Italo-svizzero, può ancora scegliere tra tricolore e croce bianca con sfondo rosso. Ma se Mancini, in tribuna al Tardini, dovesse chiamarlo, Romano potrebbe preferire l'Italia. Per ora sta facendo molto bene: ha conquistato il posto in regia con Winks in precampionato, si è confermato in Coppa. E con il Parma si è preso tutto: gol vittoria e palma del migliore in campo. Altre quattro partite così e la convocazione in azzurro per la gara del 25 contro il Belgio- anche in considerazione della propensione di Mancini a chiamare giovani e giovanissimi- non dovrebbe essere un problema.

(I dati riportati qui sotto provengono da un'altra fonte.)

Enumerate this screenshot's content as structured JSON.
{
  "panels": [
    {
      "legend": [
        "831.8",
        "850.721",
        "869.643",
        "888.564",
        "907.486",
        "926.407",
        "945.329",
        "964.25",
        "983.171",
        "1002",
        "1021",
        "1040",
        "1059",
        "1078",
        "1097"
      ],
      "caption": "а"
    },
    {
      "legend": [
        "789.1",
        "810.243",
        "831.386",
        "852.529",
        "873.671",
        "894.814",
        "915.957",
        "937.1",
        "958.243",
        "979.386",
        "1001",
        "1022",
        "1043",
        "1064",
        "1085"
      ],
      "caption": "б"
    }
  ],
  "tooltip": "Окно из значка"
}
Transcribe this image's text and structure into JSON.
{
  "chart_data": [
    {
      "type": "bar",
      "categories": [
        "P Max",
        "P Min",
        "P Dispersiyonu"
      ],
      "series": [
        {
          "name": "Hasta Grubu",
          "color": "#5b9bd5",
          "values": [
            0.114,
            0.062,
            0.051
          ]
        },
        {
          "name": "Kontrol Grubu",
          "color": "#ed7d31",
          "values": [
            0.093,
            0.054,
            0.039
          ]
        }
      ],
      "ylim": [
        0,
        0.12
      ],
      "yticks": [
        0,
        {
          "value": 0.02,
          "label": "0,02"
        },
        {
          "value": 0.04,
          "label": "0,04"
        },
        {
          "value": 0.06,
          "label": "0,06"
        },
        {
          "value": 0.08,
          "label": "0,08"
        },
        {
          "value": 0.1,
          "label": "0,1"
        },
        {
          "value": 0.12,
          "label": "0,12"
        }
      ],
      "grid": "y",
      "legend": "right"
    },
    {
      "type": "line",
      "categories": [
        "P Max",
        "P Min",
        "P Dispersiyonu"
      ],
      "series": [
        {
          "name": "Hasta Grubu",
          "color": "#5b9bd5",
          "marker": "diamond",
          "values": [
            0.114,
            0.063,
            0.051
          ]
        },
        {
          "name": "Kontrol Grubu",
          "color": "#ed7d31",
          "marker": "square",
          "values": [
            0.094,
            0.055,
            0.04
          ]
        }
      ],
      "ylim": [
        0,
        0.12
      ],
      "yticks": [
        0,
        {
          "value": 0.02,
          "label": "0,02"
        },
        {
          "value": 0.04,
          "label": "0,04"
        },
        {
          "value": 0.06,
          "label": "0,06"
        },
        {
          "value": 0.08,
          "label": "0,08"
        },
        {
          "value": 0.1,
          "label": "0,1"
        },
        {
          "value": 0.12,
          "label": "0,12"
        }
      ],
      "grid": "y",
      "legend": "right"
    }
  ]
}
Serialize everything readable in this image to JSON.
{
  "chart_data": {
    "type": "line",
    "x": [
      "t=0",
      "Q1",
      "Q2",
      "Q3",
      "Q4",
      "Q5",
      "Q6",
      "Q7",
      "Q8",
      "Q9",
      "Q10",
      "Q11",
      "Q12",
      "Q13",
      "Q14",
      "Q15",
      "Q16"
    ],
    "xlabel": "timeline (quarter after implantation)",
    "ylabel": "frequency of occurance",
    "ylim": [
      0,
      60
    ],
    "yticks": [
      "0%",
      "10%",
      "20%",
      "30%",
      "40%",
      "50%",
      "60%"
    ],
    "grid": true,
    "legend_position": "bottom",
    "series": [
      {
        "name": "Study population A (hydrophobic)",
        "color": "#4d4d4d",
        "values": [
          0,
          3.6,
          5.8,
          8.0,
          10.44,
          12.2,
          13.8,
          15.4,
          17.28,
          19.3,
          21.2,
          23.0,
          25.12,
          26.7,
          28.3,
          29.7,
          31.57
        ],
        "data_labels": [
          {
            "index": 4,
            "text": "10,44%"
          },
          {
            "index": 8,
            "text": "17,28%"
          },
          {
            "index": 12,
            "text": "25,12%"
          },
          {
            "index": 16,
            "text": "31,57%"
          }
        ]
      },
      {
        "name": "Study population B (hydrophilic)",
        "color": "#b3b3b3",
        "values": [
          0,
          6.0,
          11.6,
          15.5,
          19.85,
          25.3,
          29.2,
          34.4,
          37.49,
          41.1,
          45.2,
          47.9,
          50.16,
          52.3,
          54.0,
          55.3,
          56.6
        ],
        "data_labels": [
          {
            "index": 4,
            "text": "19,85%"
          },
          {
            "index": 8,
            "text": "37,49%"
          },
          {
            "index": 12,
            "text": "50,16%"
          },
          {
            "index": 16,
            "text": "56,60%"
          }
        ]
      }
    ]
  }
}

Ma Romano sta andando bene anche perché sta giocando in un centrocampo che funziona. Protetto da Winks e con Adopo e Fazzini vicini si trova a suo agio. Anche favorito dal fatto che in uscita spesso la palla gli arriva pulita da Deiola, un centrocampista per ora adattato a centrale di difesa.

Da tutto il reparto passa la solidità dell'intera squadra. La mediana protegge bene la difesa e tiene bene il controllo del gioco quando il Cagliari deve respirare.